爬虫:获取知乎日报数据


参考原文:http://me.ivydom.com/archives/python-zhihudaily.html

原代码如下:

import urllib.request as http
import json
import re

class APIMgr:
    def __init__(self):
        self.apiLatest='http://news-at.zhihu.com/api/3/news/latest'
        self.apiBefore='http://news.at.zhihu.com/api/3/news/before/'
        self.apiID='http://news-at.zhihu.com/api/3/news/'

        self.user_agent = 'Mozilla/4.0 (compatible; MSIE 5.5; Windows NT)'
        self.headers = { 'User-Agent' : self.user_agent }

    def access(self,url):
        self.req=http.Request(url,headers=self.headers)
        self.fp=http.urlopen(self.req)
        self.mybytes=self.fp.read()
        self.mystr=self.mybytes.decode("utf8")
        self.fp.close()
        return json.loads(self.mystr)
    def getLatestNews(self):
        return self.access(self.apiLatest)
    def getBeoreNews(self,date):
        return self.access(self.apiBefore+date)
    def getAssignedNews(self,id_):
        return self.access(self.apiID+id_)
    def parse(self):
        return json.loads(self.a)

class NewsMgr:
    def __init__(self,newsData):
        self.data=newsData
    def getType(self):
        return self.data['type']
    def getID(self):
        return self.data['id']
    def __repr__(self):
        return self.data

class SingleNews(NewsMgr):
    def  __init__(self,apimgr,id_):
        NewsMgr.__init__(self,apimgr.getAssignedNews(id_))
    def getImages(self):
        return self.data['image']
    def getTitle(self):
        return self.data['title']
    def __len__(self):
        return len(self.getBody())
    def getImageSource(self):
        return self.data['date']
    def getGaOrefix(self):
        return self.data['ga_prefix']
    def getBody(self):
        return self.data['body']
    def getShareUrl(self):
        return self.data['share_url']
    def getCSS(self):
        return self.data['css'][0]

class AllDateNews(NewsMgr):
    def __init__(self,apimgr,date=''):
        if len(date)==0:
            self.preData=apimgr.getLatestNews()
            NewsMgr.__init__(self,self.preData['stories'])
        elif self.dateIsLegal(date):
            self.preData=apimgr.getBeforeNews()
            NewsMgr.__init__(self,self.preData['stories'])
        else:
            raise 'DateError:date is not legal'
    def getImages(self):
        return self.data[0]['images'][0]
    def getNewsNum(self):
        return len(self.data)
    def getDate(self):
        return self.preData['date']
    def getStories(self):
        return self.data
    def __len__(self):
        return self.getNewsNum()
    def dateIsLegal(self,date):
        return re.match(r'(?!0000)[0-9]{4}[0-9]{4}',date)
    def getTitle(self,index):
        return self.data[index]['title']
    def getID(self,index):
        return self.data[index]['id']

if __name__=='__main__':
    apimgr=APIMgr()
    print('-'*100)
    print('知乎日报ID为4497219的文章题目是:')
    single=SingleNews(apimgr,'4497219')
    print('    ',single.getTitle())
    print('知乎日报ID为4497219的图片地址是:')
    print('    ',single.getImages())
    print('-'*100)
    allnews=AllDateNews(apimgr)
    print('今日的知乎日报消息有:',len(allnews),'条')
    for index in range(len(allnews)):
        print('    标题:',allnews.getTitle(index),'ID:',allnews.getID(index))

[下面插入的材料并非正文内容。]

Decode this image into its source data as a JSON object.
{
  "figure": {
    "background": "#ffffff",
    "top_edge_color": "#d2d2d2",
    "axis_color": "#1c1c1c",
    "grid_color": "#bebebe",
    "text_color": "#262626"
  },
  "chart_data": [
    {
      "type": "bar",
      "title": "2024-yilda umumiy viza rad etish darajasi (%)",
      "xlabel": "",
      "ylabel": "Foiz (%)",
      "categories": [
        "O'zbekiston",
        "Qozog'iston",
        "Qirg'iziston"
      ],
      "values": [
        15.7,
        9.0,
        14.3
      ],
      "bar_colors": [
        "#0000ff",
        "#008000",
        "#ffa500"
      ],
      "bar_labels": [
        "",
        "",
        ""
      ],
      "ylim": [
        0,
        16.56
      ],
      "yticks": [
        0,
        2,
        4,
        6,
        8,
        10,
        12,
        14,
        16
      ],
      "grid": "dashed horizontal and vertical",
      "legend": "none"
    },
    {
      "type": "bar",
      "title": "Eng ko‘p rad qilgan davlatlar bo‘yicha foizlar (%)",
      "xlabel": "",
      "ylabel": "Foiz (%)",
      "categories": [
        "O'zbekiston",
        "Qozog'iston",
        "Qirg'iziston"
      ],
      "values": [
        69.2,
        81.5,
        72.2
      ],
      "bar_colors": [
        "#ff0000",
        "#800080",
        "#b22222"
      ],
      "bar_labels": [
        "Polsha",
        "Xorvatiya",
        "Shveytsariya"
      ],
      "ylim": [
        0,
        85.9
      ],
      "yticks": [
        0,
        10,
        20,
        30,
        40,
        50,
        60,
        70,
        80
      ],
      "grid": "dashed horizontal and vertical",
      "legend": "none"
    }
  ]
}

为了便于学习和理解,我们对所有代码都加了注释说明,如下:

import urllib.request as http 
#导入urllib库中的request模块,且使用别名http
#urllib提供了一系列用于操作URL的功能,request模块可以方便地抓取URL内容

import json 
#导入json模块

import re 
#导入re模块,提供对正则表达式的支持

class APIMgr:
#创建名称为APIMgr的类用来管理和访问知乎日报API,类名通常都是大写开头的单词

    def __init__(self):
    #定义__init__方法
    #对于python中的方法和函数一个简单的理解是:在类中定义的函数称为方法
    #在类中定义的方法,第一个参数永远是self,且调用时,不需要传递该参数

        self.apiLatest='http://news-at.zhihu.com/api/3/news/latest'
        self.apiBefore='http://news.at.zhihu.com/api/3/news/before/'
        self.apiID='http://news-at.zhihu.com/api/3/news/'

        self.user_agent = 'Mozilla/4.0 (compatible; MSIE 5.5; Windows NT)'
        self.headers = { 'User-Agent' : self.user_agent }
        #知乎日报禁止了爬虫,因此要模拟浏览器访问

    def access(self,url):
        self.req=http.Request(url,headers=self.headers)
        #执行单次http请求
        #url:一个以http或https开头的资源定位符字串,必须是一个绝对的地址
        #headers:请求头信息

        self.fp=http.urlopen(self.req)
        #创建一个表示远程url的类文件对象,从而可以操作这个类文件对象来获取远程数据

        self.mybytes=self.fp.read()
        #read()是urlopen所创建的类下的一个方法

        self.mystr=self.mybytes.decode("utf8")
        #将参数串转为utf8编码

        self.fp.close()
        #关闭类文件对象

        return json.loads(self.mystr)
        #把json格式字符串解码转换成python对象

    #能力有限,下面的实在弄不懂了,等我学习一阵子再回来(如果我还记得的话...)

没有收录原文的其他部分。